Stephen Kaufman, M.D., Christian Vegetarian Association (CVA)

Reflection on the Lectionary: Amos 7:7-15
(July 12, 2009)

Amos prophesied the destruction of Israel on account of its sinfulness. Previously, Amos had envisioned locusts, fire, and ruthless invaders, but in verse 7 he describes a plumb line, which is a benign entity. Most likely, the plumb line represents definitive judgment, because the plumb line is steady, direct, and definitive as it hangs for purposes of measurement.
Amos was speaking to a community that was similar to our own. Amos’ people were focused on self-indulgence and thought little about the sinfulness in their own lives or in their communities. They were sowing the seeds of self-destruction, and they had little patience for a prophet of gloom and doom. By analogy, for decades scientists have warned that contemporary lifestyles have been depleting natural resources and raising global temperatures. Yet there has been little more than token efforts to avert catastrophe. Even Al Gore, perhaps the leading voice on the dangers of the greenhouse effect, finds himself unable to leave a small carbon footprint on the earth. He is not even willing to give up eating meat and other animal products – a simple and important step toward curbing global warming. Though we should not judge humanity on the choices of one person, I think it is remarkable that, as best I can tell, 1) those who deny that humanity is contributing to rising world temperatures (or that global warming is even real!) are among the leading critics of Gore’s lifestyle, and 2) few environmentalists (except those are also animal advocates) have called for plant-based diets as important responses to the problem.

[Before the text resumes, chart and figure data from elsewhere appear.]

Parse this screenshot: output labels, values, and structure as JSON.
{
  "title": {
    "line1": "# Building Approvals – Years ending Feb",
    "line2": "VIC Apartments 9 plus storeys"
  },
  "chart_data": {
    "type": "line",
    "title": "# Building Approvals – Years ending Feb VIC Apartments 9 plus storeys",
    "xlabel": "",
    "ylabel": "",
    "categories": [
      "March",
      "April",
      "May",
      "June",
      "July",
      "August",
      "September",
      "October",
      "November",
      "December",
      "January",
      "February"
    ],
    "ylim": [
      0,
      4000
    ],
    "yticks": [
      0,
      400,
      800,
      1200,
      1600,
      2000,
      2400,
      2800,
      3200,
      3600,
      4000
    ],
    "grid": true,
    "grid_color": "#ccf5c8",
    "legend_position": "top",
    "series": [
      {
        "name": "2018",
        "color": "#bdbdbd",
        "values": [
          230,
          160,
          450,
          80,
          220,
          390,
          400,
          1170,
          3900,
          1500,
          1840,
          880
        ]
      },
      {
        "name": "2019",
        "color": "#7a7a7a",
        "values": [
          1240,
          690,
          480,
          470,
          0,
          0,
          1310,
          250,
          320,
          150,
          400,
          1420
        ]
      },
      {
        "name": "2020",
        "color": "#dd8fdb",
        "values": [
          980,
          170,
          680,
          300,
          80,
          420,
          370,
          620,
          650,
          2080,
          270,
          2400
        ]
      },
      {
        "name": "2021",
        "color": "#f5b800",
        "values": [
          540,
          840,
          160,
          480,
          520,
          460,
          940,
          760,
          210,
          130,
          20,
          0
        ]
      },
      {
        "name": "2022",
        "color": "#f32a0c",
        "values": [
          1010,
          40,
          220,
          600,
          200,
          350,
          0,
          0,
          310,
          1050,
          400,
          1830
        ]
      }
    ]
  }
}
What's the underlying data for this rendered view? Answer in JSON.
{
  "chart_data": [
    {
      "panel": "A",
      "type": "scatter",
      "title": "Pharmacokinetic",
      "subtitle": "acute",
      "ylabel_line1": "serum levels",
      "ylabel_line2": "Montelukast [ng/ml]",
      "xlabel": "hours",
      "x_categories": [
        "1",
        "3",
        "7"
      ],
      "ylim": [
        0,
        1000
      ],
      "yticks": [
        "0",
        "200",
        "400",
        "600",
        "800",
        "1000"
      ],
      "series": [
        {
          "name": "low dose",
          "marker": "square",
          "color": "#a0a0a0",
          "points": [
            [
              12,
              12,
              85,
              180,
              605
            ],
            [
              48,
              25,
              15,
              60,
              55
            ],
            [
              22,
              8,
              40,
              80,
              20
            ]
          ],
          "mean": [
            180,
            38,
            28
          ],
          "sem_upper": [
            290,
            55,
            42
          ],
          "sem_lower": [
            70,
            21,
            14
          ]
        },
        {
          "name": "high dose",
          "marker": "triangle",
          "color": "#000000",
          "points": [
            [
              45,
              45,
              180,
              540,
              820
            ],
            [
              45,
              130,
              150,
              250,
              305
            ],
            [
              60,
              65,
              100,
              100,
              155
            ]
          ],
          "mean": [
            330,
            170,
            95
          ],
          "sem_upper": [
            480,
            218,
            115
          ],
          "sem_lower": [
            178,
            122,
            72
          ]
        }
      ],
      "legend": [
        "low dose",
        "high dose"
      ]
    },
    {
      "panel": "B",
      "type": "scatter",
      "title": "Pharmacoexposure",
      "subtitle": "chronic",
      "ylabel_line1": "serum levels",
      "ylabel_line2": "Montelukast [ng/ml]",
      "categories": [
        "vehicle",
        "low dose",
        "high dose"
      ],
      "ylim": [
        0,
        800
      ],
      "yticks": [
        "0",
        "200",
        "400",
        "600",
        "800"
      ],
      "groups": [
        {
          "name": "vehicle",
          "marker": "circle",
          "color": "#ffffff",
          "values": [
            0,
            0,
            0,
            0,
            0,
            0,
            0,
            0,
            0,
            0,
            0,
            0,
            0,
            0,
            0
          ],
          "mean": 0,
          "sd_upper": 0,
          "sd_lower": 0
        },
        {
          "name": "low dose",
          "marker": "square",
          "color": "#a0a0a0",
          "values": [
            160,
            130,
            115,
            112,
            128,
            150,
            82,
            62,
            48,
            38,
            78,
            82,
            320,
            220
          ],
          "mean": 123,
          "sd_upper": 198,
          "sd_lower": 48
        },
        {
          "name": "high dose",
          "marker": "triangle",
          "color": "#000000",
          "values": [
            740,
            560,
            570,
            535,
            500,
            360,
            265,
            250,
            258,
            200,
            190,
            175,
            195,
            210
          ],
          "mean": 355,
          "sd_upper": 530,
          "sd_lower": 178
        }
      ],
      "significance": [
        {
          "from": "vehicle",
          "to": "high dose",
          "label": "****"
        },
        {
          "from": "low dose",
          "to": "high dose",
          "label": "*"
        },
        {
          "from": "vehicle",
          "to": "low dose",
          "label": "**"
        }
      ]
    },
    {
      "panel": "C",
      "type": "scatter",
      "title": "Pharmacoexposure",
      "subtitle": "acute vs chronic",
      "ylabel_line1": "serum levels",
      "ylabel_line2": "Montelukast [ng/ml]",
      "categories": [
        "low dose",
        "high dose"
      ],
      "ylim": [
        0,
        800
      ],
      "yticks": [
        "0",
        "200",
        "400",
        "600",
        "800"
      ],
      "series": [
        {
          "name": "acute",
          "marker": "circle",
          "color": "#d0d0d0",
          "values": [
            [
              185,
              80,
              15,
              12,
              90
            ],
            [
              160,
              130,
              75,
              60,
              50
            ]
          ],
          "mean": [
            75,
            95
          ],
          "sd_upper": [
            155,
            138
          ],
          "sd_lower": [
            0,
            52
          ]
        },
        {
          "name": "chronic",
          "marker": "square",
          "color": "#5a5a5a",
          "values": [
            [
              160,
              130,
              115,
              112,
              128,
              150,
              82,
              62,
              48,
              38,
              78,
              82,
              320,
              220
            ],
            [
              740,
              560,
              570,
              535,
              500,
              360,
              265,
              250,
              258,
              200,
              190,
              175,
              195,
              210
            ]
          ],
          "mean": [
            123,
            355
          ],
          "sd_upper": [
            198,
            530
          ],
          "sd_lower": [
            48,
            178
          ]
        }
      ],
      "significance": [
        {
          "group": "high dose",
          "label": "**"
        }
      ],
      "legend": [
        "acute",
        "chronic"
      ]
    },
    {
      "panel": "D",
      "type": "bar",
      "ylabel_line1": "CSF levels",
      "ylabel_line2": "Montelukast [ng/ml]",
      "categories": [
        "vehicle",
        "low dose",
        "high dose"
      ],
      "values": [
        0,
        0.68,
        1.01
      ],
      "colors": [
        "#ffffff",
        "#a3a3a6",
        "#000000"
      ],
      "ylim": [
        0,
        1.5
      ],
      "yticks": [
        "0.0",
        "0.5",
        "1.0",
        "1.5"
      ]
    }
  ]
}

Like Amos, we (as faithful Christians) have been called to prophesy. Even though we cannot force people to listen, we must warn a self-indulgent, hard-hearted populace that they must repent and change their ways or face the wrath. The wrath doesn’t come from God; the wrath is the misery we cause each other. Christianity teaches about God’s love and forgiveness, which should inspire us to act with love, compassion, and mercy. Expressing God’s love and forgiveness is the path toward personal and communal salvation. In contrast, when we seek to domineer over weaker individuals (human and nonhuman) in order to satisfy sensual desires or give “our” group a sense of superiority, we are sowing the seeds of humanity’s destruction just as assuredly as the plumb line points directly to the ground.